One initial focus for Mecanoo founding partner Francine Houben was an opportunity to design a contemporary complement to NYPL’s Stephen A. Schwarzman Building (SASB), located across Fifth Avenue from SNFL. (Mecanoo and Beyer Blinder Belle have collaborated on programming and design across both locations.) That building, designed by Carrère & Hastings and opened in 1911, shares a Beaux-Arts style with neighbors on Fifth Avenue, and the architects used that influence along with neighboring copper clad mansard roofs, as a jumping off point for the SNFL’s signature rooftop design. The other major goal of the renovation was to make use of an unusual floor plan, which had one long leg between 39th and 40th streets where the department store’s loading dock had been.

“We came up with the idea of the Long Room, named after the library of Trinity College in Dublin,” says Houbin. This solution allowed the architects to use the oblong floor plate to create completely browsable and accessible stacks for the library’s 400,000 books and other materials. To house that much media, the team that included Silman as structural engineer devised a plan to create five floors where there had previously been three. “We really wanted to use the columns,” comments Houben, referring to the building’s structural steel frame. The solution was to cut a triple-height void into the floor slabs, 31 feet wide and rising 85 feet from the second story to an abstract ceiling artwork by Hayal Pozanti to echo the famous muraled ceiling of SASB. Now, this linear atrium separates three floors of flexible, daylit reading areas on one side and five levels of book stacks on the other, an efficient solution to balancing the need for a browsable collection and the library’s desire for more public reading room space. Through SNFL’s 40th Street windows, passers-by can see the northern end of the book stacks, visible as a continuous vertical wall of book spines welcoming them to browse.

This alteration required the demolition of the third and fourth floor slabs at the east side of the building, which Silman replaced with four new framing levels for the stacks. The floor slabs adjacent to the Long Room were removed at consecutive levels to create a multi-level open space. Bridges connect the main floor levels to the tiered levels of the Long Room. Another two voids in the ground-level slab, which required simply subtracting the existing floor plate, supply natural light to the lower floor, which houses a Children’s Library and Teen Center.

“The subtractions ended up being more complicated than the additions in a sense,” says Elizabeth Leber, the partner in charge of the project for Beyer Blinder Belle. She describes how one of the more complex aspects of the project was the design of the new floor slabs for the Long Room. Those five floors were constructed with a long-span corrugated metal deck that is perforated for improved acous- tics. “It does all of the work in a very shallow depth and air gets distributed along the walls so we don’t have the drops of ductwork,” says Leber. “It’s a quiet detail and it was down to inches. The whole concept of the Long Room hinged on getting this to work, and therefore the capacity of books.”

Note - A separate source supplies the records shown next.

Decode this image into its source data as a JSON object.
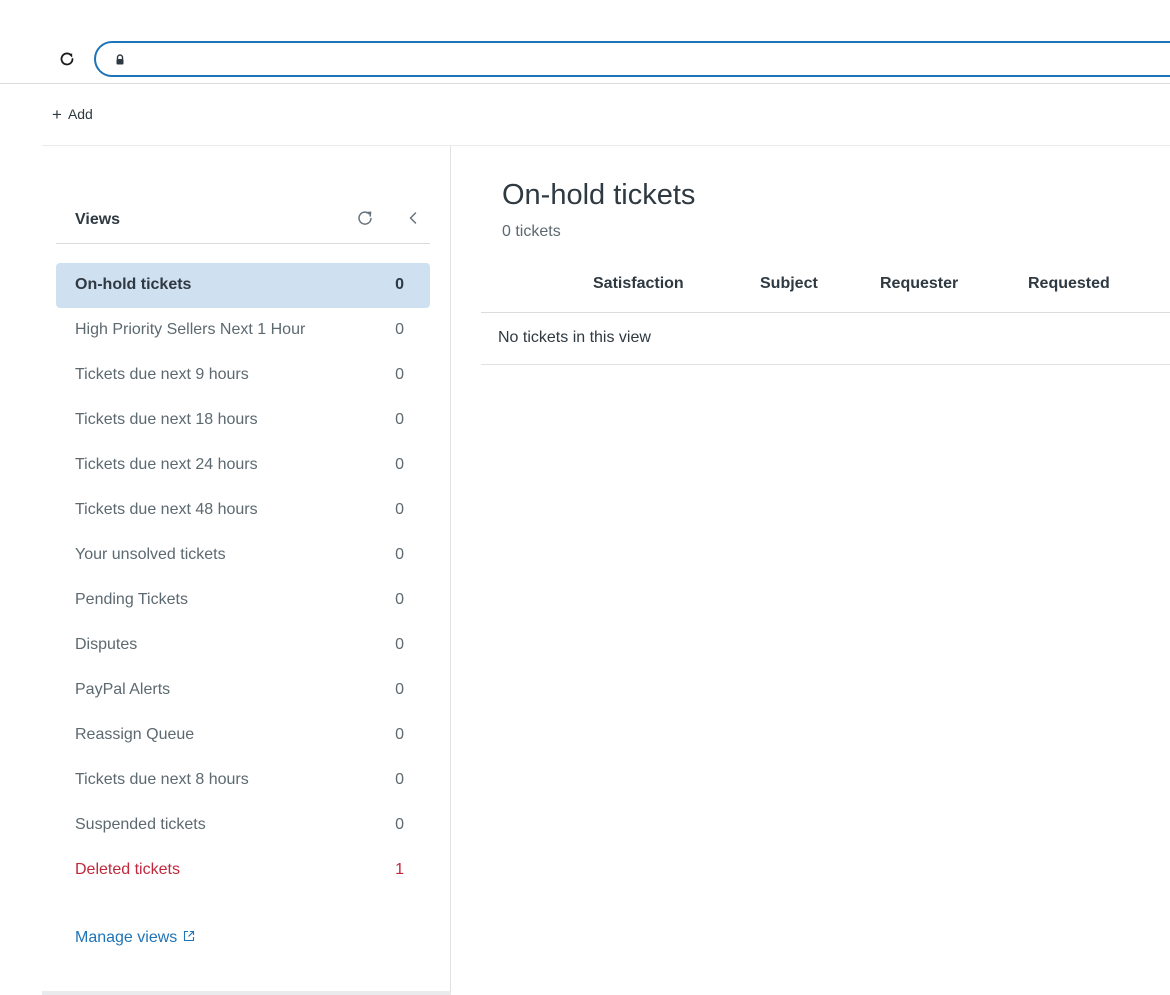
{
  "browser": {
    "reload_icon": "reload-icon",
    "lock_icon": "lock-icon",
    "url": ""
  },
  "toolbar": {
    "add_label": "Add"
  },
  "views": {
    "title": "Views",
    "items": [
      {
        "label": "On-hold tickets",
        "count": "0",
        "state": "active"
      },
      {
        "label": "High Priority Sellers Next 1 Hour",
        "count": "0",
        "state": "normal"
      },
      {
        "label": "Tickets due next 9 hours",
        "count": "0",
        "state": "normal"
      },
      {
        "label": "Tickets due next 18 hours",
        "count": "0",
        "state": "normal"
      },
      {
        "label": "Tickets due next 24 hours",
        "count": "0",
        "state": "normal"
      },
      {
        "label": "Tickets due next 48 hours",
        "count": "0",
        "state": "normal"
      },
      {
        "label": "Your unsolved tickets",
        "count": "0",
        "state": "normal"
      },
      {
        "label": "Pending Tickets",
        "count": "0",
        "state": "normal"
      },
      {
        "label": "Disputes",
        "count": "0",
        "state": "normal"
      },
      {
        "label": "PayPal Alerts",
        "count": "0",
        "state": "normal"
      },
      {
        "label": "Reassign Queue",
        "count": "0",
        "state": "normal"
      },
      {
        "label": "Tickets due next 8 hours",
        "count": "0",
        "state": "normal"
      },
      {
        "label": "Suspended tickets",
        "count": "0",
        "state": "normal"
      },
      {
        "label": "Deleted tickets",
        "count": "1",
        "state": "danger"
      }
    ],
    "manage_label": "Manage views"
  },
  "main": {
    "title": "On-hold tickets",
    "ticket_count": "0 tickets",
    "columns": [
      "Satisfaction",
      "Subject",
      "Requester",
      "Requested"
    ],
    "empty_message": "No tickets in this view"
  },
  "colors": {
    "accent": "#1f73b7",
    "active_bg": "#cfe0f1",
    "danger": "#c0283c",
    "muted_text": "#5c6970"
  }
}
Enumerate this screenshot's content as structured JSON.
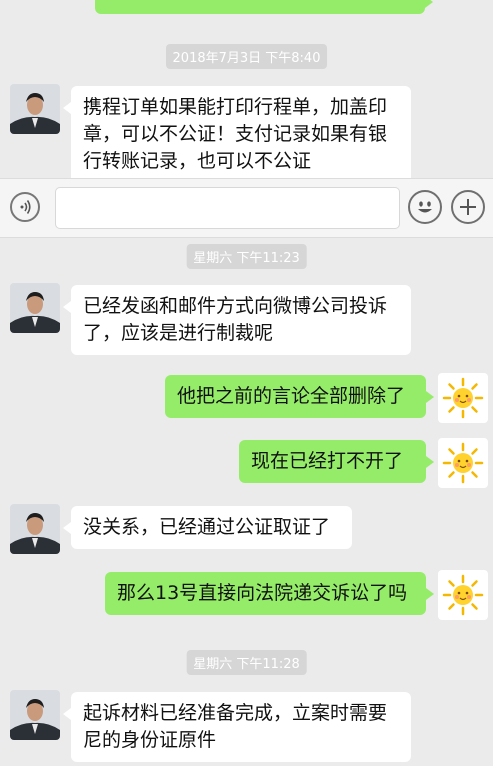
{
  "timestamps": [
    "2018年7月3日 下午8:40",
    "星期六 下午11:23",
    "星期六 下午11:28"
  ],
  "messages": [
    {
      "side": "in",
      "text": "携程订单如果能打印行程单，加盖印章，可以不公证！支付记录如果有银行转账记录，也可以不公证"
    },
    {
      "side": "in",
      "text": "已经发函和邮件方式向微博公司投诉了，应该是进行制裁呢"
    },
    {
      "side": "out",
      "text": "他把之前的言论全部删除了"
    },
    {
      "side": "out",
      "text": "现在已经打不开了"
    },
    {
      "side": "in",
      "text": "没关系，已经通过公证取证了"
    },
    {
      "side": "out",
      "text": "那么13号直接向法院递交诉讼了吗"
    },
    {
      "side": "in",
      "text": "起诉材料已经准备完成，立案时需要尼的身份证原件"
    }
  ],
  "input_bar": {
    "text_value": "",
    "voice_icon": "voice-wave-icon",
    "emoji_icon": "smiley-icon",
    "more_icon": "plus-icon"
  },
  "colors": {
    "chat_bg": "#ebebeb",
    "incoming_bubble": "#ffffff",
    "outgoing_bubble": "#95ec69",
    "timestamp_pill": "#d6d6d6"
  }
}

Another behind-the-scenes effort to make the Long Room concept come to life involves fire prevention within the vast void space. Because New York building code defines any void that connects more than two stories as an atrium, the design team devised a solution to integrate automatically retracting shutters that can close off the fourth floor. In the event of a fire, that curtain drops down and the void becomes a two-story opening.

Upon entering the library, visitors encounter an internal street that runs from the Fifth Avenue entrance to the welcome desks. The building’s existing structural steel columns became a dramatic element, painted in dark brown and uplit to guide visitors into the library’s public spaces. The columns are also used to structurally hang expansive work and display tables throughout the space. An existing mezzanine level was completely reshaped and hung from the level above using structural rods and columns.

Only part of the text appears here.